The Girls from Corona del Mar

  • Rufi Thorpe
  • Alfred A. Knopf
  • 256 pp.
  • Reviewed by Melonie Stothers
  • August 13, 2014

Debut novel offers great detail, little heart on two girls’ troubled friendship.

Rufi Thorpe’s debut novel, The Girls from Corona del Mar, is the classic story of childhood friends growing apart as they age into adulthood and a stark reminder that you can never truly know another person, no matter how close a bond you share.

Mia and Lorrie Ann are best friends from a working-class town in California. Each is smart and eager to take on the world. Yet in the mind of the narrator, Mia, the girls are opposites, their personalities such that there’s always complete balance between the two.

Mia is gritty and heartless, raised in a broken home by an alcoholic mother. Lorrie Ann is beautiful, good, and contemplative, raised in a loving, religious family. Even as tragedy after tragedy strikes Lorrie Ann, Mia continues to view herself as an opposing force, never really owning her own personality.

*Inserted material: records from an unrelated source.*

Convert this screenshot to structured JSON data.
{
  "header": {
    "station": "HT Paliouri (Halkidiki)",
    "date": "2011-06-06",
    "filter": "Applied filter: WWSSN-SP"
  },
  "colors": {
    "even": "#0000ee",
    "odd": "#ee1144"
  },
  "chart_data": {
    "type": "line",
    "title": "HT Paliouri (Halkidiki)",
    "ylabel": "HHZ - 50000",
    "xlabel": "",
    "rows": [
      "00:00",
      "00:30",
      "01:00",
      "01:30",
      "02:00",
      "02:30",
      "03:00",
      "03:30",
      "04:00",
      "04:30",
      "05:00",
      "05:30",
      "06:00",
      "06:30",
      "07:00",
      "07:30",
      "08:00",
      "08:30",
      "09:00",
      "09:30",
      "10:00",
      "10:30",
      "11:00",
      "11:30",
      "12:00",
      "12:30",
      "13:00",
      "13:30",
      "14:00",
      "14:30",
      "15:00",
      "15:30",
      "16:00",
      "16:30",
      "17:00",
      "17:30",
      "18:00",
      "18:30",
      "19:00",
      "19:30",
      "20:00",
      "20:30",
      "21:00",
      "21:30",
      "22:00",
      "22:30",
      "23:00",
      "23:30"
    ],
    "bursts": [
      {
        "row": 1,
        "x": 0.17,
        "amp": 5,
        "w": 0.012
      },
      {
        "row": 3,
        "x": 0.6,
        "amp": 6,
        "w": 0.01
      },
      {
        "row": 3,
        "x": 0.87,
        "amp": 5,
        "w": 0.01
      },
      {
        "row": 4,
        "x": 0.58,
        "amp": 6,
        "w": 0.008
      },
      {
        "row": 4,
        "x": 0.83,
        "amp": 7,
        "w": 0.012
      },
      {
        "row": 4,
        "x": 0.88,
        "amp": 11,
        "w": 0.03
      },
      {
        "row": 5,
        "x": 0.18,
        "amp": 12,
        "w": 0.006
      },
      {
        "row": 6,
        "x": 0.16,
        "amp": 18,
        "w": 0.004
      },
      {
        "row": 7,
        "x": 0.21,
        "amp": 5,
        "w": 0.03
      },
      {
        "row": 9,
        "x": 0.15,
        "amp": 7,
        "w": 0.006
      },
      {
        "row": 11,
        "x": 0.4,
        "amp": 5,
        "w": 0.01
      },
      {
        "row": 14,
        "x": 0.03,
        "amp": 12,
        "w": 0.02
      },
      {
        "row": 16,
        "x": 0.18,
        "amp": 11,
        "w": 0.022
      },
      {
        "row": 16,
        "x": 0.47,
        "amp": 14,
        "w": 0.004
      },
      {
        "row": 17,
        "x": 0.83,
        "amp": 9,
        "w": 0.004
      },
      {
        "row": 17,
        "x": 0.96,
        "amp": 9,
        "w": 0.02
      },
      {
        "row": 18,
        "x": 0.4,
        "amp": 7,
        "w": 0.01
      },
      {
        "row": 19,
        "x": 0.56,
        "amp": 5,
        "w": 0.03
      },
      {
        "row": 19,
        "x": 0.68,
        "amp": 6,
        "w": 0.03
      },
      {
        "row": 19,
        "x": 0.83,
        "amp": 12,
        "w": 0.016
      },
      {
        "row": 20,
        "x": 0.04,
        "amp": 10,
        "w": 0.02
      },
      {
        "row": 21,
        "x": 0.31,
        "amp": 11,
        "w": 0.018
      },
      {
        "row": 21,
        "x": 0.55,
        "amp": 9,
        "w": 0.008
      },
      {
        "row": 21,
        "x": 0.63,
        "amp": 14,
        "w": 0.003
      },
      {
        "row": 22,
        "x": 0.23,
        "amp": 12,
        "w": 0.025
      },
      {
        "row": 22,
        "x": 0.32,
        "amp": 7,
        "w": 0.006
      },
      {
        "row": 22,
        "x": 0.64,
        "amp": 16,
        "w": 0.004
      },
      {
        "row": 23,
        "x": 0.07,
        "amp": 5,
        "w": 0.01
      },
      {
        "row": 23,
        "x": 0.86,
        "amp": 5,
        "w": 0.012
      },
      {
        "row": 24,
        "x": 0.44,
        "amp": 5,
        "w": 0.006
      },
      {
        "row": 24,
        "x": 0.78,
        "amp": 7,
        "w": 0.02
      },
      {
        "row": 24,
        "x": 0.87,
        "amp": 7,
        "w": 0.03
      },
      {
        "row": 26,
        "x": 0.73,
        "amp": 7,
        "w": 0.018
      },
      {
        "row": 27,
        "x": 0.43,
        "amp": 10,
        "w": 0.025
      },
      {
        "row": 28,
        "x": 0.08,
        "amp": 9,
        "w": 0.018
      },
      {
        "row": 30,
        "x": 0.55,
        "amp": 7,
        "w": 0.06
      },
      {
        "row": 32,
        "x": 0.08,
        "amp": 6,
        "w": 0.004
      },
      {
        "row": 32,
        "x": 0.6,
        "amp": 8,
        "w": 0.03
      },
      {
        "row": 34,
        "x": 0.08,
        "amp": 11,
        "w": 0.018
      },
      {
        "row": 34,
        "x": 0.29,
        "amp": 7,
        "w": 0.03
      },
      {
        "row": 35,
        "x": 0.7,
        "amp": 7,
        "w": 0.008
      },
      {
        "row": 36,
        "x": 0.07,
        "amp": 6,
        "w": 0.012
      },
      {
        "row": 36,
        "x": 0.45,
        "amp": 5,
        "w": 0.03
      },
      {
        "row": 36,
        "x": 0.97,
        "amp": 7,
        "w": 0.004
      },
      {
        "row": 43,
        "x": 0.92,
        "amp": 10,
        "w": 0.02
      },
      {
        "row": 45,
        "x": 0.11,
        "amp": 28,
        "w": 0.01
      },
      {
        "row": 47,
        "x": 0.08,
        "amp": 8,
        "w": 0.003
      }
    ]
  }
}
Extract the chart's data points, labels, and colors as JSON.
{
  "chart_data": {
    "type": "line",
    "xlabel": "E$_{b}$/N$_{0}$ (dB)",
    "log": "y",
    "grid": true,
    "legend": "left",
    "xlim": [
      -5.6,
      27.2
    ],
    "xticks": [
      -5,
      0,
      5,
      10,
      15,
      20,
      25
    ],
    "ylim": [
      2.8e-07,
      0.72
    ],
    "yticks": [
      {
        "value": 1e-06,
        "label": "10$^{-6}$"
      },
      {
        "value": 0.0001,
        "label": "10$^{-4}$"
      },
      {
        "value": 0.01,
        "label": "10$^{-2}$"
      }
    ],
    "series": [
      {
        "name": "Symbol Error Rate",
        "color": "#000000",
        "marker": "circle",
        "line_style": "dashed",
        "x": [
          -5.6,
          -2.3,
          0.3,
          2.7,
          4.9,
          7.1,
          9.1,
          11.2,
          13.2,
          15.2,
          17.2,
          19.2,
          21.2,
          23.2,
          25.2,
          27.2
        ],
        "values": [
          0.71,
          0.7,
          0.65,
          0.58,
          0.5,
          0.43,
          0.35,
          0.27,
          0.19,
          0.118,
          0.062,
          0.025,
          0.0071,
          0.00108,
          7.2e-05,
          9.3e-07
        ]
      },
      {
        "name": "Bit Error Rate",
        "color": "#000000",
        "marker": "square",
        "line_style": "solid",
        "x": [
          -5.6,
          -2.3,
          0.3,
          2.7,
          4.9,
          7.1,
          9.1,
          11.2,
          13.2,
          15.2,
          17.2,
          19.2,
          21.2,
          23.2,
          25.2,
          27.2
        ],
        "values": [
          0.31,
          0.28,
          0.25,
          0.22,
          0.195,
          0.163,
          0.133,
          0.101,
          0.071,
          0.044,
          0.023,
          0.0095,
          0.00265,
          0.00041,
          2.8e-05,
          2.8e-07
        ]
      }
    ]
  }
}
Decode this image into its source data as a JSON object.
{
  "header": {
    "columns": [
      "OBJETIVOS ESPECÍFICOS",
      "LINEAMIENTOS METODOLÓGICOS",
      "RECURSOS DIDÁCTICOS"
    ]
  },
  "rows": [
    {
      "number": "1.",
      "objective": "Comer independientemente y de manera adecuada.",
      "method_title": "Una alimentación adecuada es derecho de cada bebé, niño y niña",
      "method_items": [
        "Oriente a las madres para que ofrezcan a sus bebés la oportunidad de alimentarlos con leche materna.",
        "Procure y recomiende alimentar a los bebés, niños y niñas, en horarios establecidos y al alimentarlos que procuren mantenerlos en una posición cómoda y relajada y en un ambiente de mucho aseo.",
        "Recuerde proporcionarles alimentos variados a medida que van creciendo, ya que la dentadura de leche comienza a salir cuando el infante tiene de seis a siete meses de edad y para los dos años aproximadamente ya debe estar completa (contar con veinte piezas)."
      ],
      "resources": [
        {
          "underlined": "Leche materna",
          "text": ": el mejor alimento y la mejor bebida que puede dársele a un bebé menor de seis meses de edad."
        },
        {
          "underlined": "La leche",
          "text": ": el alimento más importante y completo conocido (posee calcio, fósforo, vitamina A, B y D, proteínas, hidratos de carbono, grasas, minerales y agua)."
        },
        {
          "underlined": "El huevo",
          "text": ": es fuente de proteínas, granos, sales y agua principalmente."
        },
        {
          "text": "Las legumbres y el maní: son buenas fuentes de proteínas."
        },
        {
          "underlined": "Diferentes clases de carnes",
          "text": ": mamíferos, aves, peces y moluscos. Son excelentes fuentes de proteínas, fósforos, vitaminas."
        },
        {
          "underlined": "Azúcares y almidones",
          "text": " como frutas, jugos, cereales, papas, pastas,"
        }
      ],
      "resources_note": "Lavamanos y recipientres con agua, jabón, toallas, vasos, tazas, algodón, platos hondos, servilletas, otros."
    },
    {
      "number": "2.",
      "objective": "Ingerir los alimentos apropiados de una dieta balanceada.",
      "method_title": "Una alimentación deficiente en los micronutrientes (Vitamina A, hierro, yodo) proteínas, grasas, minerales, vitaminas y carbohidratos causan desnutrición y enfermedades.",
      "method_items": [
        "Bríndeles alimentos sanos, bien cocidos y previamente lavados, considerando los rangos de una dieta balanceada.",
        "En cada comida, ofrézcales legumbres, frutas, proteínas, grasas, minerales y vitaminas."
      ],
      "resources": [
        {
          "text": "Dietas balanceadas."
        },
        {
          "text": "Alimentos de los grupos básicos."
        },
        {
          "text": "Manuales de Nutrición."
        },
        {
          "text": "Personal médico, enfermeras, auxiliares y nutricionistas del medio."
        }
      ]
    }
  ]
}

We quickly learn that Mia ultimately left Corona del Mar and studied classics — specifically, the story of the Sumerian goddess Inanna. Thorpe pays homage to the legend throughout the novel, making contrived and painful plot choices for Lorrie Ann so as to parallel Inanna in the modern day. Mia loves Inanna as she loves Lorrie Ann, and because of that, she can see no wrong in either of them.

The novel opens with Mia recounting an abortion she had at 15, with Lorrie Ann by her side. The events of the day are replayed in great detail, from the girls stopping for burgers to Mia’s drunk mother interrupting their plans. But Thorpe stops short, leaving the reader to guess as to the mindset of the girls.

Most jarring, Thorpe provides no insight into the mindset of the adult narrator allegedly remembering her own abortion. We are left to wonder how it shaped Mia and how it fits with Lorrie Ann’s story. The events of that day are recalled again later when the girls have an argument, but more as a point of reference than an emotional exchange.

When Lorrie Ann suffers an excruciating loss — her son suffers severe brain damage during birth — Thorpe describes the scene with clinical detail, never allowing the reader to know the pain that must be engulfing the characters.

This book ultimately failed for me because of that repeated lack of emotional response in the face of tragedy. I ended up disliking Mia and Lorrie Ann and everyone else they encountered, with few exceptions. One exception was Franklin, Mia’s boyfriend and academic partner. He is genuine. When faced with heartache, he turns to the bottle. It’s an honest reaction.

A handful of redeeming characters, however, isn’t enough to salvage a novel whose protagonists are two-dimensional. When Mia at one point finds Lorrie Ann on the streets of Istanbul, homeless, shoeless, and hungry, she shows no love, no pity, no surprise, no nothing. There is no truth in that.

While parts of The Girls from Corona del Mar make for perfect summer reading, I was quite disappointed with this novel overall. It makes the reader uncomfortable just for the sake of producing that response. Maybe that means this novel is effective; it had the power to evoke a visceral response, at least in this reader.

Melonie Stothers is a mom, wife, and full-time employment defense attorney in the metropolitan Detroit area.